To her mind, he had no right to even enter the drawing room at all. She herself didn’t like going farther into the house than the kitchen. She hastened over to him, admonished him in a low urgent voice, pulled his feet off, rearranged his body as if it had no will of its own, his feet sticking over the edge into the air.
Mrs. Sangha came into the drawing room. “Dolly, leave the boy alone, na. Big events unfolding in the world, and you have time to worry about manners? He is only a child. He have more than enough time later for behaving himself.”
Dolly’s face stung with the contradiction. How would the children know that Mrs. Sangha was only joking with her? But she stood back, expressionless, wondering what events outside of Guanagaspar could be more important than bringing up her son properly. The boy, wide-eyed and made self-conscious, drew his feet up again, grabbed the toes of one foot, and pulled at the scab of a healing sore. Dolly yanked his feet back out. Mrs. Sangha sighed dramatically and said, “Dolly, girl, he is just a child, and that is just a couch.”
Back downstairs, Dolly scrubbed the clothes against the corrugated concrete harder than necessary and fretted: That child of mine getting to be too easy in this house, and Mrs. Sangha too indulgent; is not right that she contradicting me so in front of children.
Sweating from her inexpressible anger and frustration, Dolly scrubbed harder and faster.

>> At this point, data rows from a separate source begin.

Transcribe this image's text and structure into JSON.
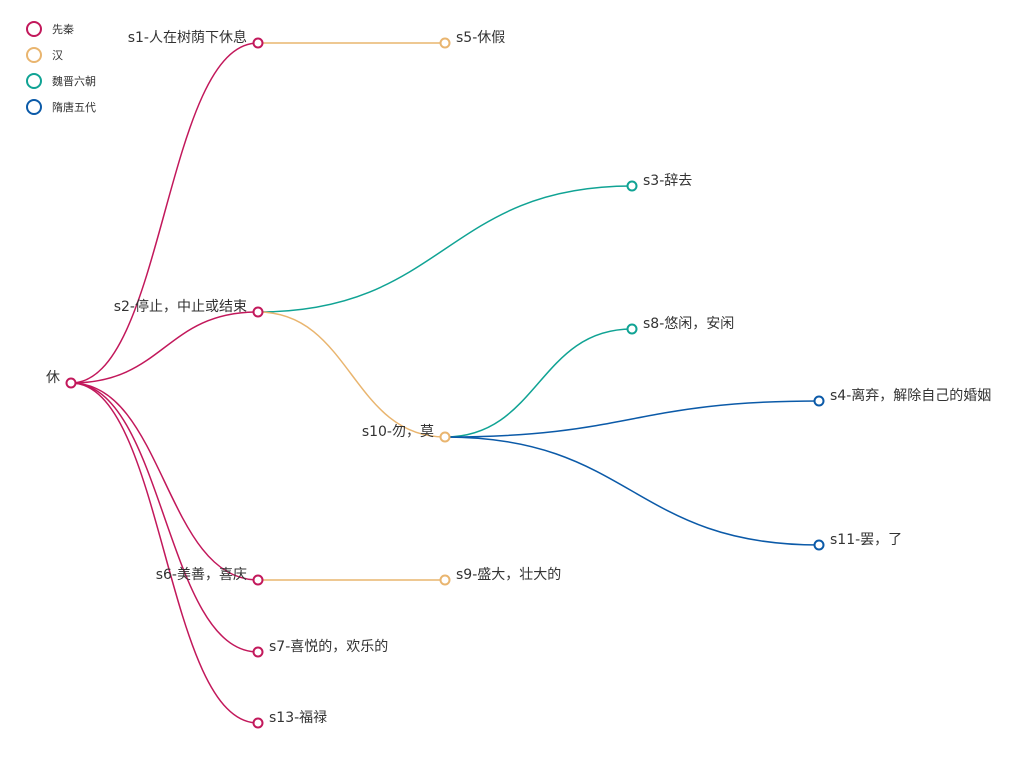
{
  "legend": {
    "items": [
      {
        "label": "先秦",
        "color": "#c2185b"
      },
      {
        "label": "汉",
        "color": "#e9b56f"
      },
      {
        "label": "魏晋六朝",
        "color": "#10a394"
      },
      {
        "label": "隋唐五代",
        "color": "#0b5aa8"
      }
    ]
  },
  "tree": {
    "root": {
      "id": "root",
      "label": "休",
      "era": 0
    },
    "nodes": [
      {
        "id": "s1",
        "label": "s1-人在树荫下休息",
        "parent": "root",
        "era": 0
      },
      {
        "id": "s5",
        "label": "s5-休假",
        "parent": "s1",
        "era": 1
      },
      {
        "id": "s2",
        "label": "s2-停止，中止或结束",
        "parent": "root",
        "era": 0
      },
      {
        "id": "s3",
        "label": "s3-辞去",
        "parent": "s2",
        "era": 2
      },
      {
        "id": "s10",
        "label": "s10-勿，莫",
        "parent": "s2",
        "era": 1
      },
      {
        "id": "s8",
        "label": "s8-悠闲，安闲",
        "parent": "s10",
        "era": 2
      },
      {
        "id": "s4",
        "label": "s4-离弃，解除自己的婚姻",
        "parent": "s10",
        "era": 3
      },
      {
        "id": "s11",
        "label": "s11-罢，了",
        "parent": "s10",
        "era": 3
      },
      {
        "id": "s6",
        "label": "s6-美善，喜庆",
        "parent": "root",
        "era": 0
      },
      {
        "id": "s9",
        "label": "s9-盛大，壮大的",
        "parent": "s6",
        "era": 1
      },
      {
        "id": "s7",
        "label": "s7-喜悦的，欢乐的",
        "parent": "root",
        "era": 0
      },
      {
        "id": "s13",
        "label": "s13-福禄",
        "parent": "root",
        "era": 0
      }
    ]
  }
}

A thumping came from upstairs. She remained still and listened. A tinny, quivering note on the shiny black upright piano in the drawing room was being continuously thumped. She rushed up the stairs, her hands and arms wet, a clump of soapsuds dangling off an elbow. Thank God he was sitting on the floor, making scribbles that only he could decipher on a pad of blank paper. The girl was kneeling on the piano stool. She had added several notes, using the flat of her palm pressed down hard, one hand holding down the other. When she saw Dolly, she lifted her hands and banged discordantly. “I making music.”

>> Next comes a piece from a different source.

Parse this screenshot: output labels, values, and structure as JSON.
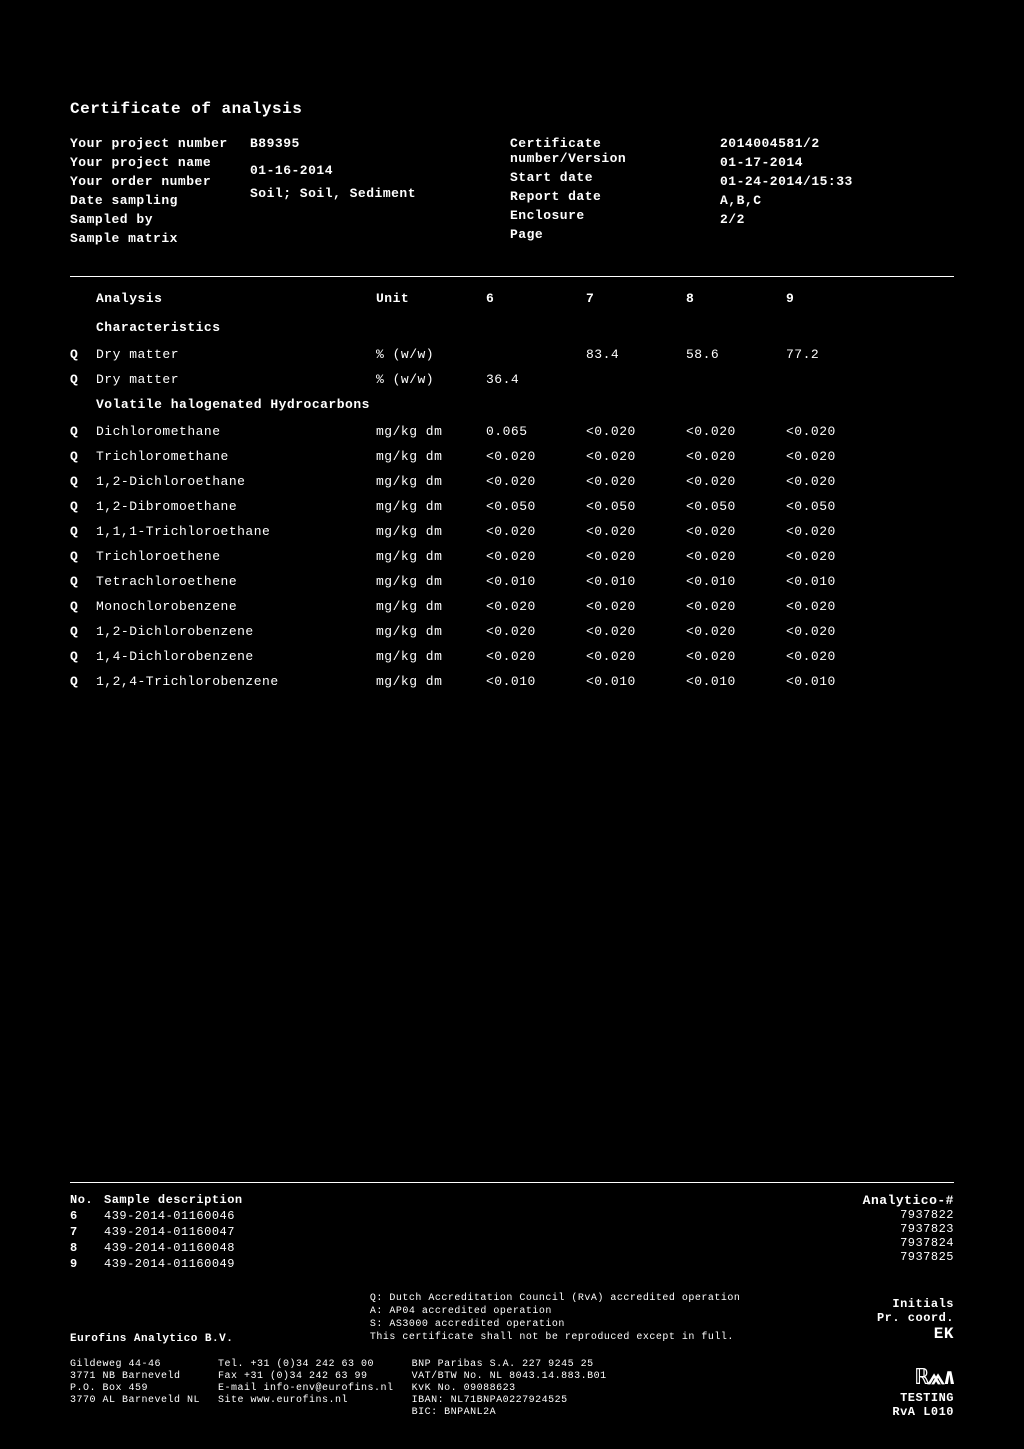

She sat down on the stool as part of her motion to slide off it. She ran to Dolly and, taking her by the hand, led her to the kitchen. “I want juice. Give me some juice, please.”
Dolly eyed a jug of water in the refrigerator. A glass of it would cool her down good. With one or two ice cubes crackling and splitting in it. But her child was comfortable enough for the two of them in that house. She was not about to take liberties. She would satisfy herself with water from the stand pipe in the backyard, though she could taste its metal flavor just thinking about it.